Can someone help me? Just to put me in the way…

I already found this function to calculate the curve: genType catmullRom (genType const &v1, genType const &v2, genType const &v3, genType const &v4, typename genType::value_type const &s), but I dont know the last parameter neither the return.

Thanks.

If you know the points on the spline then you can move towards those points. I did an XNA example in 2D where sprites followed splines.

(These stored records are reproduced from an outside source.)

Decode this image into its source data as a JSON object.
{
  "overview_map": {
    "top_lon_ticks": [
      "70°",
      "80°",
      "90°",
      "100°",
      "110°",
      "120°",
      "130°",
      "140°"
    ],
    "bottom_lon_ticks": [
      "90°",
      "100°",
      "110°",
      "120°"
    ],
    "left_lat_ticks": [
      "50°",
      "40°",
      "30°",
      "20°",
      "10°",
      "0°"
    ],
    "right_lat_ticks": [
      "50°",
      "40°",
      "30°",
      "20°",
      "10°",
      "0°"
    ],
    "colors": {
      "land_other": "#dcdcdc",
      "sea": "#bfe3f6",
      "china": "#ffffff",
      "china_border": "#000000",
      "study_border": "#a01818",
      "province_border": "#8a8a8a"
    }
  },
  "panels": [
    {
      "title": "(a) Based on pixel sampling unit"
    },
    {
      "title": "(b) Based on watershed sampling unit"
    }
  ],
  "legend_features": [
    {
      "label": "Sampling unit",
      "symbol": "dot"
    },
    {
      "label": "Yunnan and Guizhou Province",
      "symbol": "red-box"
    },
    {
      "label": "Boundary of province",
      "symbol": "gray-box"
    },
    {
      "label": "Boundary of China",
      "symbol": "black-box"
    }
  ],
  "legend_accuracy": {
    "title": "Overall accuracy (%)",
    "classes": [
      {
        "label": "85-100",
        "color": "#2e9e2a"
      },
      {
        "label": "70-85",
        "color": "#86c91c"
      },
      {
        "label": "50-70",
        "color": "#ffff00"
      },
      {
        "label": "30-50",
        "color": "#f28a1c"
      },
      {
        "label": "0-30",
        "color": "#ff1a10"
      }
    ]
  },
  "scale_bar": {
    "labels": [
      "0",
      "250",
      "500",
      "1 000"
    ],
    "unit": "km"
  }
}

If the closest point on the track is your target, you can move to the next point on the track once you arrive at the target. The next point becomes your new target.

[QUOTE=matheusweber;1282477]Hello, I have to do a work for my college that I had to travel a camera between 4 points using a spline curve(GLM_GTX_spline), but I dont know where to start
[/QUOTE]

  1. Do you just want to move the camera along the curve while its direction remains fixed, or do you want the camera to rotate to follow the direction of the curve (so that the camera is always moving “forward” based upon the view direction).

If it’s the latter, you need to calculate derivatives, either analytically or by evaluating the curve at similar values of the parameter, i.e. s and s+ds where ds is much less than 1. You can then use the two points as the eye and center parameters to glm::lookAt().

  1. Do you have a fixed “up” direction, or should the view rotate according to the curvature? If it’s the latter, you also need an approximate second derivative. This can be found analytically or by using three equally-spaced points, with the up vector given by f(s-ds)+f(s+ds)-2*f(s). Note that if the curvature is zero (i.e. if a curve segment is a straight line, or at an inflection point), then the up vector is undefined.

  2. You also need to consider speed. If the curves have second-order continuity, then each segment corresponds to the same time interval. Otherwise, you need to define the parameter s as an affine function of time, s=s0*(1-t)+s1*t where s0 and s1 are chosen to avoid instantaneous changes in speed at the boundaries between segments.